Returns in my experience, the returns tend to show up months and years after the capital investments are made.
And it's impossible to deny right now the fact that companies are shoveling money into that AI trade. So when will these companies reap the benefits?
That's one of the great debates on Wall Street right now.
Now me personally, my personal opinion is I am of the belief that the profits will be much larger than everyone is anticipating. But investors like you and me, we're going to have to think long-term in order to capture them.
But likely everyone is underestimating how much profit is going to be generated by these investments.
And lastly, if we think more short-term, there's a common mantra in public markets, sell in May and go away.
That argument is that stock returns after the month of May are not worth the risk. But Creative Planning's Peter Mallouk shows that the time period between May and October, returns are still positive on average, about 7% annualized. And stocks are higher 72% of the time. So maybe that mantra isn't as accurate as everyone wants it to be.
Every data point I'm seeing right now, it's telling me the same thing.
Investors should be allocating money into the market and investors should be preparing for a strong continuation of the bull market. There's a lot of noise out there. I hear it every single day.
Frankly, the pessimist, they're watching the recent market recovery with hatred in their hearts and minds. They don't want to see this happen. It means that they were wrong.

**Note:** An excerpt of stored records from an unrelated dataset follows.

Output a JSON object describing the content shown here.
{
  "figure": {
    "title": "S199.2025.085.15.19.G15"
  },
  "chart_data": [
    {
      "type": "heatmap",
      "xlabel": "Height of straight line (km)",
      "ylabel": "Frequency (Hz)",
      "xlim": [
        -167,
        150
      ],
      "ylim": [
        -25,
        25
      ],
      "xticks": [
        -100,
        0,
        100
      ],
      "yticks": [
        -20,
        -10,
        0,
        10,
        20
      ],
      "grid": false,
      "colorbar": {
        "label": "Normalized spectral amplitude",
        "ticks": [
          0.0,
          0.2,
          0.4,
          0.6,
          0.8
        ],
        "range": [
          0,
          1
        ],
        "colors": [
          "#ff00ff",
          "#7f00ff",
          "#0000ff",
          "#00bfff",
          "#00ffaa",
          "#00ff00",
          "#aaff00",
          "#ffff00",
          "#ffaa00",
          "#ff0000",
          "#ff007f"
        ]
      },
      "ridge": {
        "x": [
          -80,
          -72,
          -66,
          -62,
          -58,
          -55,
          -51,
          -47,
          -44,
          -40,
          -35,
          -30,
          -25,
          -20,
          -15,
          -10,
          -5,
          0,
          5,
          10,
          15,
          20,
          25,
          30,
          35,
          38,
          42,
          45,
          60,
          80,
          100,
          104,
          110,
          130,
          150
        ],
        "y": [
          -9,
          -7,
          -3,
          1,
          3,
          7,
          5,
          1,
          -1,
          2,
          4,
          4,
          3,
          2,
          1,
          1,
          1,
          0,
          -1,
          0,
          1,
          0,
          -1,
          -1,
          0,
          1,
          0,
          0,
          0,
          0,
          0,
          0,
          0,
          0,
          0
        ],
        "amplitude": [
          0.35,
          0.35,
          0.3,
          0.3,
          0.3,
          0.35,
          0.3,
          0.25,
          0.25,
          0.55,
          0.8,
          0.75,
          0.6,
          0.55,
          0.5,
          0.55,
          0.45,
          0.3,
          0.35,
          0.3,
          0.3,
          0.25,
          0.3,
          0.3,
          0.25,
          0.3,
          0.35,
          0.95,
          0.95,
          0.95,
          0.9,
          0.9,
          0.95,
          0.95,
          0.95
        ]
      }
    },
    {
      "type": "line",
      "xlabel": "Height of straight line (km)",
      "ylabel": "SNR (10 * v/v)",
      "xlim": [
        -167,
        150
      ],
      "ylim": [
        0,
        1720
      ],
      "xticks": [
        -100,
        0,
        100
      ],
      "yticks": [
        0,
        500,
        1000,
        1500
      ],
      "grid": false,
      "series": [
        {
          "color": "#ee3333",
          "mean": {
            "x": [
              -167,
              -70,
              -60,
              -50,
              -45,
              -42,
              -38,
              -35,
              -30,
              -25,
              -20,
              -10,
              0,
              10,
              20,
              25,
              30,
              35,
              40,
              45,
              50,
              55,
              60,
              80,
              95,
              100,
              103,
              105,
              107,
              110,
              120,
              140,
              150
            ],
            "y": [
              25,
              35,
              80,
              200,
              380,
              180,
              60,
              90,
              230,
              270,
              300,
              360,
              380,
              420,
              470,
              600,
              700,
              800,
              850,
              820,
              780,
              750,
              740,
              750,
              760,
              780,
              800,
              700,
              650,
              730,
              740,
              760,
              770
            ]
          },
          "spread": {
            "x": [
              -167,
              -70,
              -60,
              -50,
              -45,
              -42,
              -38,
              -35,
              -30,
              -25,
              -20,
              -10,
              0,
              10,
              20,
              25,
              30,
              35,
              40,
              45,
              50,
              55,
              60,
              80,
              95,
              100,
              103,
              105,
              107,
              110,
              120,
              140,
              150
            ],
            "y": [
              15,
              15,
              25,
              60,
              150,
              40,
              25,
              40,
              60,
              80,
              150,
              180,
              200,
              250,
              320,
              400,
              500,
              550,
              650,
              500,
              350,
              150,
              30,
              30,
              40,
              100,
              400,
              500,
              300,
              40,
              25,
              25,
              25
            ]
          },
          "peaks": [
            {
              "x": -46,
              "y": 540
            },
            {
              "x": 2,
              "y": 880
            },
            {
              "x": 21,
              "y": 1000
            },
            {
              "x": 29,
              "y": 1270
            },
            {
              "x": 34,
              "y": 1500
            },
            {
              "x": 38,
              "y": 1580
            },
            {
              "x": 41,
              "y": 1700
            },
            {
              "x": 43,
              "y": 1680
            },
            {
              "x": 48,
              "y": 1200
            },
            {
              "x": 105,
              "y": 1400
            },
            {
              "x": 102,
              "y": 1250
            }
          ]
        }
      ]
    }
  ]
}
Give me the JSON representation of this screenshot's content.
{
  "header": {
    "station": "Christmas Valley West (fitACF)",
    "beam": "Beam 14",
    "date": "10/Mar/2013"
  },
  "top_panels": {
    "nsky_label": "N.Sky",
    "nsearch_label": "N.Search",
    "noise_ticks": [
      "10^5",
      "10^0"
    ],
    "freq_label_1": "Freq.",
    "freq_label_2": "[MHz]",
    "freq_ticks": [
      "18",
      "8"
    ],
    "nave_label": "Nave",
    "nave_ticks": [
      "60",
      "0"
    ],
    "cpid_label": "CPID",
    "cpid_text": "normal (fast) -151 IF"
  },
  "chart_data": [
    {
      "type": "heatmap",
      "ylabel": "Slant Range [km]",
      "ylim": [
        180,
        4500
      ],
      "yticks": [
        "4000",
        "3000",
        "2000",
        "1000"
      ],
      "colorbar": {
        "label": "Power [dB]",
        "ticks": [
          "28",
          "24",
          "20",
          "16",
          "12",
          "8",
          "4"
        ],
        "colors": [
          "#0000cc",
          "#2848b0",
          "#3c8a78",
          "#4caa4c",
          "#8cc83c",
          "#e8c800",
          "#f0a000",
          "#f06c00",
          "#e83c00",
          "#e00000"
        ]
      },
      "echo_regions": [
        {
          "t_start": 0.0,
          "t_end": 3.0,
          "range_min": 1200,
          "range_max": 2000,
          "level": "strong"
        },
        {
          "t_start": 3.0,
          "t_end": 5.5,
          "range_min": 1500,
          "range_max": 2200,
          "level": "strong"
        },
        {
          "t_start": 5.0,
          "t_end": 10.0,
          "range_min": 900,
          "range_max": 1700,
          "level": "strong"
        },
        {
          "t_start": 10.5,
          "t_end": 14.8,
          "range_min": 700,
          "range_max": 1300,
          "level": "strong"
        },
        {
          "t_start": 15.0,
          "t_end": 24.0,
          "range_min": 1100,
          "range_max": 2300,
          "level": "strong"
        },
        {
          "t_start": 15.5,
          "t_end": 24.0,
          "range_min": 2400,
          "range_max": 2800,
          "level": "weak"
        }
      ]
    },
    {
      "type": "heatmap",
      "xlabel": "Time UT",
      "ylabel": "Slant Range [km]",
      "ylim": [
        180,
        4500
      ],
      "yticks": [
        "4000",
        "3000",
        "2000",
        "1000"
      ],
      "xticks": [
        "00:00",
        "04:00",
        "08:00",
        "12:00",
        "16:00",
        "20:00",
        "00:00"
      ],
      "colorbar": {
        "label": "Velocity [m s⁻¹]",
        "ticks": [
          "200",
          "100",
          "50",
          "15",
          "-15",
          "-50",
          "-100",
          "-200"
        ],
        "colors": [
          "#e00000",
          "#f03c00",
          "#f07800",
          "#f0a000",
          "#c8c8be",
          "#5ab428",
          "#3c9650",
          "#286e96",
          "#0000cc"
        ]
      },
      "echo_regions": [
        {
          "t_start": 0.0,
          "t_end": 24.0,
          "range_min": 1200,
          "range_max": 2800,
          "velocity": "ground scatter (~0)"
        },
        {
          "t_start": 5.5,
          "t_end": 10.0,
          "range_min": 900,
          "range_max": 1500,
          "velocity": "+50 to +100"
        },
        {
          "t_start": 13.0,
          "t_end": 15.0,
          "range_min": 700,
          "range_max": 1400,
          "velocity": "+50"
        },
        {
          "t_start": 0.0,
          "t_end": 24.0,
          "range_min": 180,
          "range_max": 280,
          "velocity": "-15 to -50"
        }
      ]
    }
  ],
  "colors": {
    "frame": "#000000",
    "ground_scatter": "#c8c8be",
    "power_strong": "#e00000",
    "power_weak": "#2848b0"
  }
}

But none of their critiques matter though.
Companies across the US economy are collectively working to lay the foundation. They're laying the foundation for the next 100 years of economic growth.
We're upgrading everything from our infrastructure to our power systems to our software.
And the investors that clearly see this trend and can position themselves with the wind at their back, those are the investors that are going to be very happy in the coming years.